We all know what it’s like to feel down at times, but it can be sobering to know the statistics around depression itself. In the past year, 17 million U.S. adults experienced a clinical depression yet 35% of us received no treatment. Suicide is one of the top ten causes of death in this country. From the economic side, depression is estimated to cost $210 billion annually, with fifty percent of the cost related to workplace issues like absenteeism or “presenteeism” – being there but not being there fully.
So what can we do?
Here are four steps that each of us can take to help our “operating systems” run at their best. I use them with my executive coaching and counseling clients, and call these steps LIFT.
L: Learn what your inner voice is saying.
First, track when your difficult emotions are at a peak, and see how those strong emotions connect to specific situations. Then identify what thoughts prevail in those situations. For example:
- Emotion: I felt very down this past Monday.
- Situation: My colleague at work dismissed my project, even though I put a lot of time into it
- Thought: No one respects me, I’ll never be good at what I do.
The goal here is to learn what specific thoughts get most under your skin. This is easier to manage than a free floating, undefinable emotional state.
I: Identify what you are experiencing.
Next, allow yourself to be curious about what’s happening within yourself without trying to “fix” anything just yet. Rather than trying to solve the emotion or experience, just sit with it for awhile. We often expend a lot of energy trying to deny or suppress that we are having a tough time – which essentially ends up doubling our work.
For example, try to rate the intensity of emotion on a scale of zero to five. You can also identify where the emotion shows up in your body or in the way you breathe. Can you note how long the emotion tends to last? What makes it more or less intense?
Being able to specifically identify or describe what we experience can calm our emotional reactivity and allow our brains to problem solve more effectively around it. The scientific term for this is affect labelling.
F: Fact check your thoughts.
After awhile, you’ll likely discover that there are a few key, repeated inner dialogs (clinically, we call these automatic thoughts) linked to your toughest emotions. Fact check the truth behind those thoughts. From our example above:
- What percent of people at work actually dismiss my work? Is it 10%? 50% 100%? Is it some of the time or all the time?
- What is the proof for or against my theory?
- Does my colleague being dismissive signal lack of respect, or could she have been distracted about something totally unrelated to me?
And so on with layered levels of challenging the inner dialog. Here’s where a skilled therapist can help you further refine the “thoughts behind the thoughts.” Often automatic thoughts tend to be filtered through specific life experiences (cognitive filters), which a therapist can help you spot.
T: Take a step back.
Here, you can use your ability to be intentional with attention and take a step away from your strong emotions.

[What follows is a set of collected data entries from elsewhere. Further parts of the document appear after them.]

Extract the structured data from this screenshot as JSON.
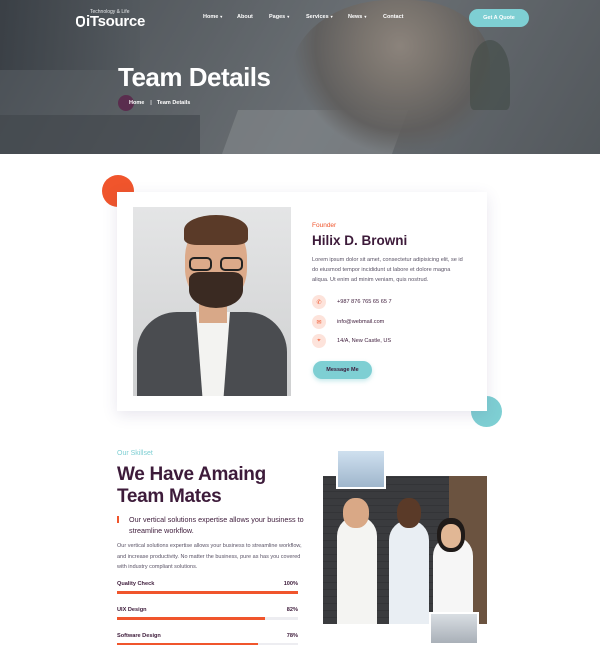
{
  "header": {
    "logo_name": "iTsource",
    "logo_tagline": "Technology & Life",
    "nav": [
      {
        "label": "Home",
        "dropdown": true
      },
      {
        "label": "About",
        "dropdown": false
      },
      {
        "label": "Pages",
        "dropdown": true
      },
      {
        "label": "Services",
        "dropdown": true
      },
      {
        "label": "News",
        "dropdown": true
      },
      {
        "label": "Contact",
        "dropdown": false
      }
    ],
    "cta_label": "Get A Quote"
  },
  "hero": {
    "title": "Team Details",
    "breadcrumb_home": "Home",
    "breadcrumb_separator": "|",
    "breadcrumb_current": "Team Details"
  },
  "profile": {
    "role": "Founder",
    "name": "Hilix D. Browni",
    "bio": "Lorem ipsum dolor sit amet, consectetur adipisicing elit, se id do eiusmod tempor incididunt ut labore et dolore magna aliqua. Ut enim ad minim veniam, quis nostrud.",
    "contacts": [
      {
        "icon": "phone-icon",
        "glyph": "✆",
        "value": "+987 876 765 65 65 7"
      },
      {
        "icon": "mail-icon",
        "glyph": "✉",
        "value": "info@webmail.com"
      },
      {
        "icon": "location-icon",
        "glyph": "⌖",
        "value": "14/A, New Castle, US"
      }
    ],
    "message_button": "Message Me"
  },
  "skillset": {
    "subtitle": "Our Skillset",
    "heading_line1": "We Have Amaing",
    "heading_line2": "Team Mates",
    "lead": "Our vertical solutions expertise allows your business to streamline workflow.",
    "paragraph": "Our vertical solutions expertise allows your business to streamline workflow, and increase productivity. No matter the business, pure as has you covered with industry compliant solutions.",
    "skills": [
      {
        "label": "Quality Check",
        "value": "100%",
        "percent": 100
      },
      {
        "label": "UIX Design",
        "value": "82%",
        "percent": 82
      },
      {
        "label": "Software Design",
        "value": "78%",
        "percent": 78
      }
    ]
  },
  "colors": {
    "accent_orange": "#f0552c",
    "accent_teal": "#7ecfd3",
    "heading_purple": "#3d1b3a"
  }
}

Remember that strong feelings about a situation doesn’t necessarily make it true. You can choose to disengage and view emotions from a distance – giving yourself precious needed time and space to recoup. In a calmer frame of mind, you are actually better able to problem solve. For example instead of saying “I am a failure at this project,” you can say “I am having a thought about failing.”
You can also visualize the thought as a co-passenger on a train. At the station, you get off the train, and the thought continues on without you. By taking a step away from our thoughts and recognizing them as separate from ourselves, we can disarm difficult emotions and free up more channels of creativity with which to approach the situation at hand.
In summary: Life’s challenges and the ensuing feelings will always be there, but you can change the way you relate to those challenges. We have the amazing ability to think about our own thoughts! LIFT gives you scientifically sound ways to address those thoughts. With practice, you can transform your inner dialog and be more resilient when difficult emotions come knocking at the door.